Ich schüttelte den Kopf. Ich würde mich bestimmt nicht entschuldigen. Dafür war mir mein Stolz zu groß.
Ich lief entschieden weiter und beachtete James und Jane einfach nicht, die mir folgten. Auch als ich in der Zentrale ankam, setzte ich mich einfach irgendwo hin ohne auch nur irgendjemanden zu beachten.
"Ich finde es ist am fairsten, wenn Andy die Abstimmung leitet.", sagte ich an niemand bestimmten gerichtet und eigentlich wollte ich noch eine Erklärung hinzufügen, doch ich ließ es bleiben. Die Erklärung könnten sie sich selbst denken. Allgemeine Zustimmung füllte den Raum.

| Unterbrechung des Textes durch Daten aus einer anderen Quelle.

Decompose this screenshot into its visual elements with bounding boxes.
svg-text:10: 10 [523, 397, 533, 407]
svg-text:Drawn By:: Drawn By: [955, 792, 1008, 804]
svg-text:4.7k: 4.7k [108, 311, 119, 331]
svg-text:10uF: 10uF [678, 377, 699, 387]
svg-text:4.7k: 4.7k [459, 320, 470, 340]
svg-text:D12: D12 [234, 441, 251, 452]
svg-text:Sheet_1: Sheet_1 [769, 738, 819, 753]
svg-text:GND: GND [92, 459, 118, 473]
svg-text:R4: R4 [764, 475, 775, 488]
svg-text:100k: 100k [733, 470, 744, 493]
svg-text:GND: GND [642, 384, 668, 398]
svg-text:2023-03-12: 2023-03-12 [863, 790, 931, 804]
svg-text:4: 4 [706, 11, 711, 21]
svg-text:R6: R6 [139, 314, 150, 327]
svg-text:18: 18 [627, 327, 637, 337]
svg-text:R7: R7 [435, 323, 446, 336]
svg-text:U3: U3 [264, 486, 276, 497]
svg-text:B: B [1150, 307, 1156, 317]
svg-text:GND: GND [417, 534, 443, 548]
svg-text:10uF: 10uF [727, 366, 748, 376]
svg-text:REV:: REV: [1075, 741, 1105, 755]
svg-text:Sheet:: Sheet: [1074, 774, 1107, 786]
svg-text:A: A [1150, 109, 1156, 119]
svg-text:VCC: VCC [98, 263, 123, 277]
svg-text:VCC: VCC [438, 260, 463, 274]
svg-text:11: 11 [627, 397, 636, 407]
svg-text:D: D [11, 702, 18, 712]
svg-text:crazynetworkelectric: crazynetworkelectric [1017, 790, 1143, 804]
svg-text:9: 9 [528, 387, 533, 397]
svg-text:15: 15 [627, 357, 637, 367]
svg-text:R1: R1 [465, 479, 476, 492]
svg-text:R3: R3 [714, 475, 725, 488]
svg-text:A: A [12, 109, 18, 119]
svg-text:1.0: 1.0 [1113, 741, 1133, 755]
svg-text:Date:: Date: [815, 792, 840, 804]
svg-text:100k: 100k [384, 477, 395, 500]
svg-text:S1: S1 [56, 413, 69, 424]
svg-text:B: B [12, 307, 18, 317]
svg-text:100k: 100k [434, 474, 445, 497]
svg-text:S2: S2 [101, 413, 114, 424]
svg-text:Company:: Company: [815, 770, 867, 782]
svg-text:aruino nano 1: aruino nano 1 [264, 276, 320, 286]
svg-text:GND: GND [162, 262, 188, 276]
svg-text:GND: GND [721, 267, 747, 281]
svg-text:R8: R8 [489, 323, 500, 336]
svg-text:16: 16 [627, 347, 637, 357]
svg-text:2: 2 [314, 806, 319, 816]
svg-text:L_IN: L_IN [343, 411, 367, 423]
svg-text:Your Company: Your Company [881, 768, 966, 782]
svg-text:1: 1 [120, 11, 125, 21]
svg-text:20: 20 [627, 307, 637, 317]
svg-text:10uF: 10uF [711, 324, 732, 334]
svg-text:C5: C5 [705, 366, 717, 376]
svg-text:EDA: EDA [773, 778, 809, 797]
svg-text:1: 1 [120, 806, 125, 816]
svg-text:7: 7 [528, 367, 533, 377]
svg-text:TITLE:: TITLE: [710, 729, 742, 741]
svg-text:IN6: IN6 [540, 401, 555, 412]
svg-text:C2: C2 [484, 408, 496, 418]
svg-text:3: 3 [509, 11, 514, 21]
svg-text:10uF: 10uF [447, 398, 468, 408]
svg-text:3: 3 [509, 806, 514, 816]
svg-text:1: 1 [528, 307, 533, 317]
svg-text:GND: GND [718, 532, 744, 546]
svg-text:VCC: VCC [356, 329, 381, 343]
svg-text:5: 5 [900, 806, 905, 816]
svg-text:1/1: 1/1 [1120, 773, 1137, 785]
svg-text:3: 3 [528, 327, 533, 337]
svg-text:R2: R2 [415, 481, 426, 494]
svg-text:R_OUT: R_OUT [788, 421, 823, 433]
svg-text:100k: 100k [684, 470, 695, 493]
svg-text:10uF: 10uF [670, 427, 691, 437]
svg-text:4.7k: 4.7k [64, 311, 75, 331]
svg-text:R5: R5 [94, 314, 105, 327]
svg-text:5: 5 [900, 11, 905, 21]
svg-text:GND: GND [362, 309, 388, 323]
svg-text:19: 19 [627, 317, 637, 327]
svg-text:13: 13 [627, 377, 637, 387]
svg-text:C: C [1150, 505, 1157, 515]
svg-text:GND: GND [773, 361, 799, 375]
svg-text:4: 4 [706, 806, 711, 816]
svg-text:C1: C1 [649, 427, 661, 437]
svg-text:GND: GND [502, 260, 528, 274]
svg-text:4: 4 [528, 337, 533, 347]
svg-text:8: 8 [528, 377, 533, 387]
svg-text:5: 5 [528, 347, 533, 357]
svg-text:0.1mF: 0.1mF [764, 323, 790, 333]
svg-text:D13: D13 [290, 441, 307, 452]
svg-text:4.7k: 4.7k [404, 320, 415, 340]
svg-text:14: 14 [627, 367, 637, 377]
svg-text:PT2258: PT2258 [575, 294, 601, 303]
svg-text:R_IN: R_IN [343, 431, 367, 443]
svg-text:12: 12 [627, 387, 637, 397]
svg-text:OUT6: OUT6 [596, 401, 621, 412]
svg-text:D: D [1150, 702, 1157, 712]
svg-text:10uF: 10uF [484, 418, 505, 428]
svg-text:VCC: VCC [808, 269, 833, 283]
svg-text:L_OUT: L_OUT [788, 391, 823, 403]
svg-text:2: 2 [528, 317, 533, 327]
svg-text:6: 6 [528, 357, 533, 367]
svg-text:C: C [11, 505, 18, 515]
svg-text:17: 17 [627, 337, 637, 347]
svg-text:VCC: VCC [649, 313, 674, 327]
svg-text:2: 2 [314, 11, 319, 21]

"Okay!", setzte Andy an, brach aber dann ab, weil er Husten musste. Ich konnte nicht anders, als ihn mitfühlend anzuschauen. Dieser Wurm zeigte wirklich ziemlich schnell Wirkung.

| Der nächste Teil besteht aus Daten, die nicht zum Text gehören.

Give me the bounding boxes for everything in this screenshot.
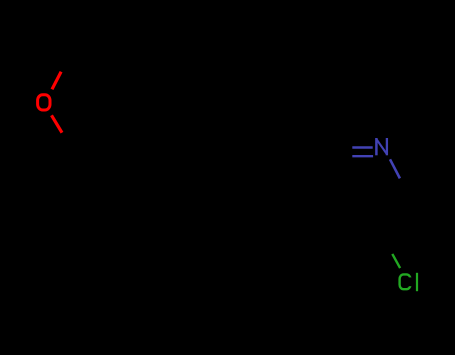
- atom Cl (chlorine label): [400, 273, 417, 291]
- bond O-CH3 (red half-bond, up-right): [52, 72, 61, 90]
- bond C=N outer line (blue): [352, 146, 372, 148]
- bond O-C(aryl) (red half-bond, down-right): [52, 115, 63, 132]
- gap of C glyph (opening on right side): [408, 277, 414, 286]
- bond C=N inner line (blue): [352, 155, 373, 157]
- atom O (methoxy oxygen): [38, 95, 50, 110]
- atom N (pyridine nitrogen): [376, 138, 387, 155]
- bond C-Cl (green half-bond): [392, 254, 400, 268]
- bond N-C (blue half-bond, down-right): [390, 159, 400, 178]
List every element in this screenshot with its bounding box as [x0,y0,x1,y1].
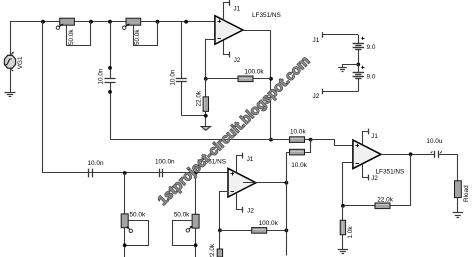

"Fangen wir an", sagte Andy schließlich heißer. Ich schloss meine Augen und kaute auf meiner Unterlippe herum.

"Jane!"
Nach kurzer Zeit hörte ich ein leises Lachen von Andy, welches eigentlich nur wieder in Husterei ausartete. Trotzdem konnte ich mir denken, dass er lachte, weil Theo sich gestreckt hatte.

"Rony!"
Plötzlich schmeckte ich Blut. Verdammt!  Ich hatte mir vor Aufregung die ganze Lippe aufgebissen. Ich schluckte das Blut runter und versuchte mich darauf zu konzentrieren, ungefähr die Anzahl der Stimmen herauszuhören. Auch wenn ich eigentlich nichts anderes erwarten sollte, erschütterte mich, was ich hörte. Natürlich wurde ich wieder am meisten gewählt. Und ich war ernsthaft so dumm und naiv, die Hoffnung zu haben, nicht zur nächsten Prüfung gehen zu müssen.

"Toby!"
Unbemerkt spannte ich meine Musekln an. Und als ich es merkte, konnte ich den Grund nicht leugnen. Ich mochte Toby und ich wollte nicht, dass er stirbt. Auch wenn mein Kopf mir einredete, dass das alles Einbildung sei, mein Herz sagte etwas anderes. Und als es dann so klang, als würden viele für ihn stimmen, sammelte sich ein Tränenkloß in meinem Hals. Ich versuchte ihn herunter zu schlucken, jedoch vergeblich.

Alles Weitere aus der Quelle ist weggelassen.